Connect an active electrode to the negative terminal of the differential input of the measuring EEG channel and apply it to the frontal region with a headband. After a few seconds, the signal should return to zero. Connect the other active electrode to the positive terminal of the differential input of the measuring EEG channel and apply it to the occipital region with the headband.

A brain signal is now displayed corresponding to the visual activity measured with respect to the frontal brain area and the occipital region. Repeatedly stimulate the user with 10 hertz and 12 hertz flickering icons by starting the flickering icon in the Android application. Press on the touchpad of the smart glasses while also starting the EEG acquisition and visualization script.

Ensure each stimulation in this phase consists of a single icon flickering for 10 seconds. From the ten second signals associated with each stimulation, extract two features by using the fast Fourier transform, the power spectral density at 10 hertz and 12 hertz. Alternatively, consider second harmonics as well.

Use a representation of the acquired signals in the features domain to train a support vector machine classifier.
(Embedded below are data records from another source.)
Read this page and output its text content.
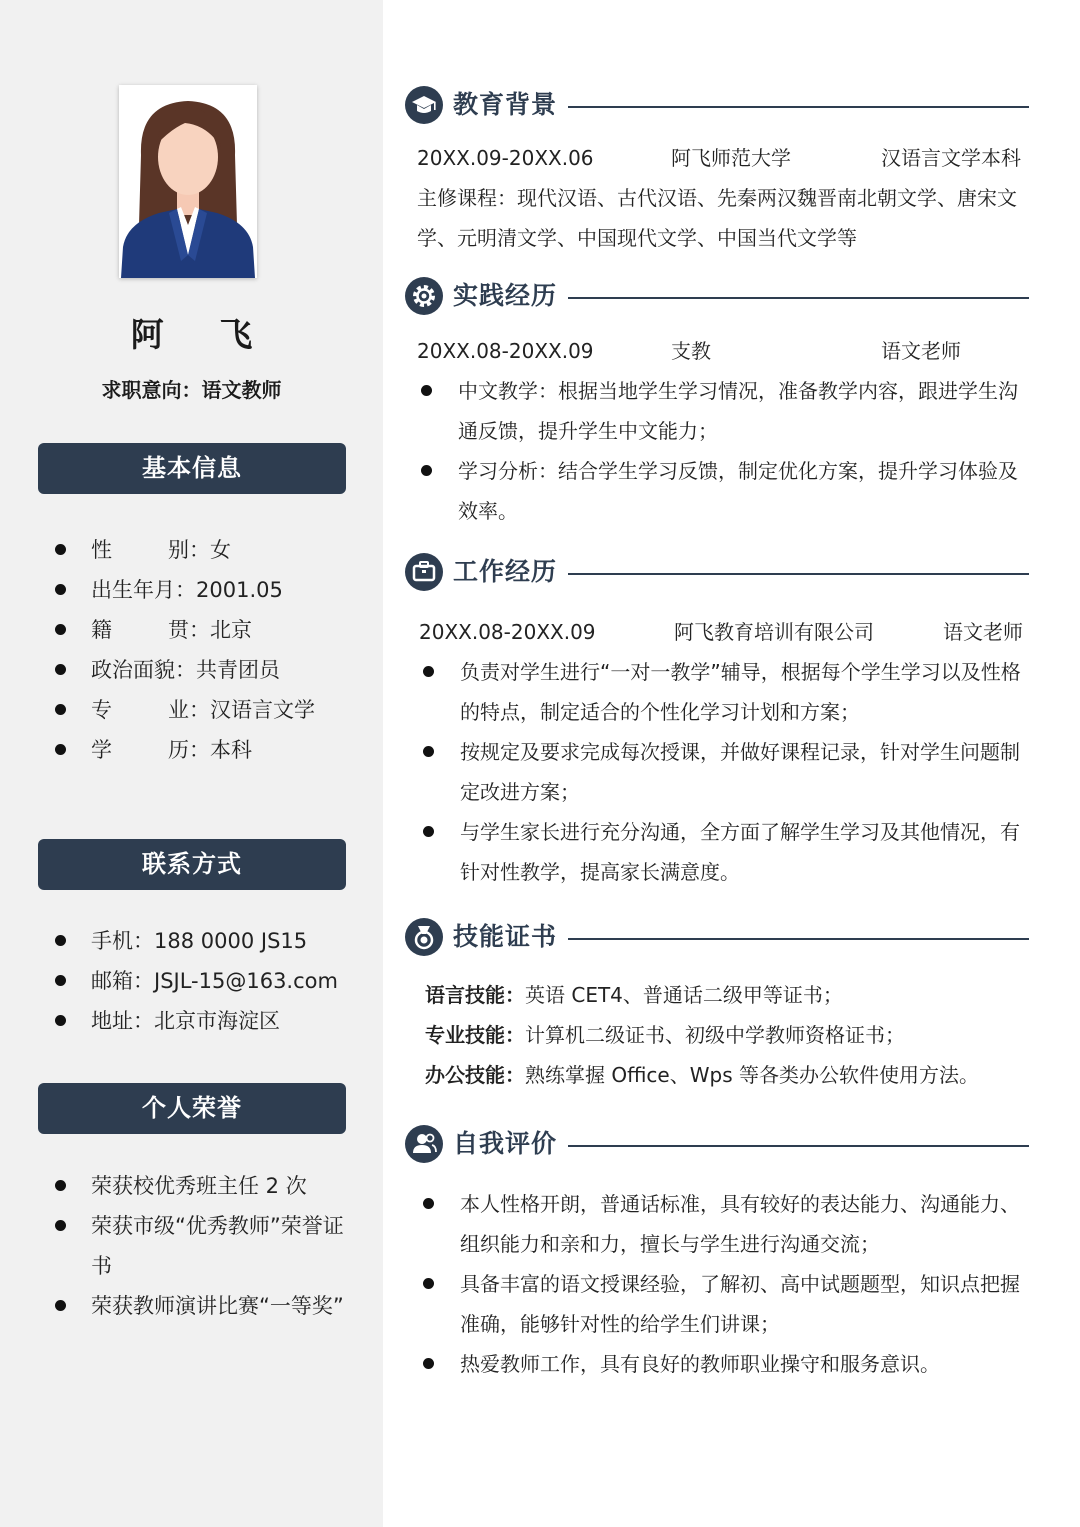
阿 飞
求职意向：语文教师
基本信息
性	别 ：女
出生年月：2001.05
籍	贯 ：北京
政治面貌：共青团员
专	业 ：汉语言文学
学	历 ：本科
联系方式
手机：188 0000 JS15
邮箱：JSJL-15@163.com
地址：北京市海淀区
个人荣誉
荣获校优秀班主任 2 次
荣获市级“优秀教师”荣誉证书
荣获教师演讲比赛“一等奖”
教育背景
20XX.09-20XX.06	阿飞师范大学	汉语言文学本科
主修课程：现代汉语、古代汉语、先秦两汉魏晋南北朝文学、唐宋文学、元明清文学、中国现代文学、中国当代文学等
实践经历
20XX.08-20XX.09	支教	语文老师
中文教学：根据当地学生学习情况，准备教学内容，跟进学生沟通反馈，提升学生中文能力；
学习分析：结合学生学习反馈，制定优化方案，提升学习体验及效率。
工作经历
20XX.08-20XX.09	阿飞教育培训有限公司	语文老师
负责对学生进行“一对一教学”辅导，根据每个学生学习以及性格的特点，制定适合的个性化学习计划和方案；
按规定及要求完成每次授课，并做好课程记录，针对学生问题制定改进方案；
与学生家长进行充分沟通，全方面了解学生学习及其他情况，有针对性教学，提高家长满意度。
技能证书
语言技能：英语 CET4、普通话二级甲等证书；
专业技能：计算机二级证书、初级中学教师资格证书；
办公技能：熟练掌握 Office、Wps 等各类办公软件使用方法。
自我评价
本人性格开朗，普通话标准，具有较好的表达能力、沟通能力、组织能力和亲和力，擅长与学生进行沟通交流；
具备丰富的语文授课经验，了解初、高中试题题型，知识点把握准确，能够针对性的给学生们讲课；
热爱教师工作，具有良好的教师职业操守和服务意识。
Use a tool in MATLAB or Python to identify the parameters of a hyperplane with an eventual kernel. Based on the input features, the trained model will be capable of classifying future observations of EEG signals.

Disconnect the USB cable from the PC and connect it directly to the smart glasses. Insert the parameters of the trained classifier into the Android application. The system is now ready.

The low-cost electroencephalograph was characterized with respect to linearity and magnitude error. The results are shown here. The flicker of the smart glasses was measured to highlight the eventual deviations from the nominal square wave path.

The characterization of the commercial smart glasses in terms of the amplitude spectrum of the flickering buttons is shown in this figure. Flickering at 10 hertz and at 12 hertz are shown here. This figure represents the signals measured during visual stimulation in the features domain.

The signals associated with the 12 hertz flickering stimuli are presented in blue while the signals associated with the 10 hertz flickering stimuli are presented in red. For each subject, the results associated with a ten second stimulation are compared with those associated with a two second stimulation. The accuracy obtained by considering all the subjects together as well as the mean accuracy among all the subjects are reported here.

The comparison of the classification performance when considering two PSD features versus four PSD features for the SSVEP-related EEG data is shown here. Given the good metrological properties of the consumer-grade equipment, one must pay mostly attention to the mechanical stability of the measuring electrodes because they do not employ conductive gels. This procedure proved functional for SSVEP signals which are relatively robust noise, but one might investigate the usage of similar instrumentation in further paradigms such as motor imagery.

Thanks to the wearability, portability, and easiness of use, this technique is now investigated as a supplementary device for rehabilitation or as a new tool for industrial scenarios.